Glycolate oxidase (GOX) is an essential enzyme involved in photorespiratory metabolism in plants. In cyanobacteria and green algae, the corresponding reaction is catalyzed by glycolate dehydrogenases (GlcD). The genomes of N(2)-fixing cyanobacteria, such as Nostoc PCC 7120 and green algae, appear to harbor genes for both GlcD and GOX proteins. The GOX-like proteins from Nostoc (No-LOX) and from Chlamydomonas reinhardtii showed high L-lactate oxidase (LOX) and low GOX activities, whereas glycolate was the preferred substrate of the phylogenetically related At-GOX2 from Arabidopsis thaliana.
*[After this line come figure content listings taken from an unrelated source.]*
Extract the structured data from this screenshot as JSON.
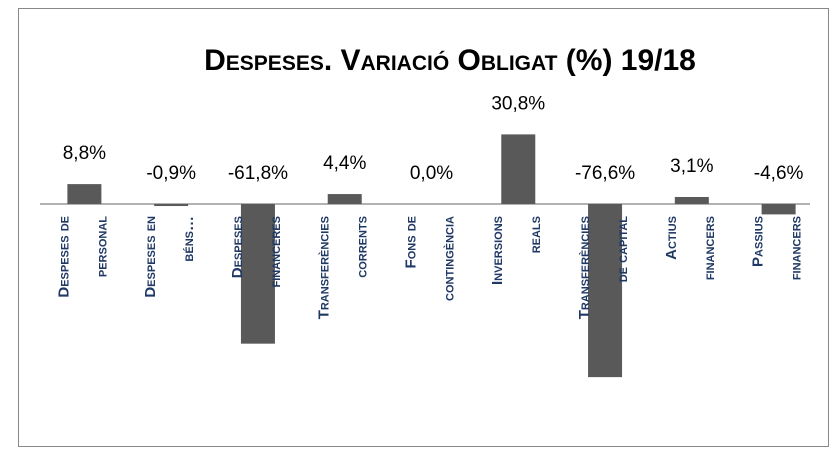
{
  "chart_data": {
    "type": "bar",
    "title": "Despeses. Variació Obligat (%)  19/18",
    "categories": [
      [
        "Despeses de",
        "personal"
      ],
      [
        "Despeses en",
        "béns…"
      ],
      [
        "Despeses",
        "financeres"
      ],
      [
        "Transferències",
        "corrents"
      ],
      [
        "Fons de",
        "contingència"
      ],
      [
        "Inversions",
        "reals"
      ],
      [
        "Transferències",
        "de capital"
      ],
      [
        "Actius",
        "financers"
      ],
      [
        "Passius",
        "financers"
      ]
    ],
    "values": [
      8.8,
      -0.9,
      -61.8,
      4.4,
      0.0,
      30.8,
      -76.6,
      3.1,
      -4.6
    ],
    "value_labels": [
      "8,8%",
      "-0,9%",
      "-61,8%",
      "4,4%",
      "0,0%",
      "30,8%",
      "-76,6%",
      "3,1%",
      "-4,6%"
    ],
    "color": "#595959"
  }
}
Changing the active site of No-LOX to that of At-GOX2 by site-specific mutagenesis reversed the LOX/GOX activity ratio of No-LOX. Despite its low GOX activity, No-LOX overexpression decreased the accumulation of toxic glycolate in a cyanobacterial photorespiratory mutant and restored its ability to grow in air. A LOX-deficient Nostoc mutant grew normally in nitrate-containing medium but died under N(2)-fixing conditions. Cultivation under low oxygen rescued this lethal phenotype, indicating that N(2) fixation was more sensitive to O(2) in the Δlox Nostoc mutant than in the wild type. We propose that LOX primarily serves as an O(2)-scavenging enzyme to protect nitrogenase in extant N(2)-fixing cyanobacteria, whereas in plants it has evolved into GOX, responsible for glycolate oxidation during photorespiration.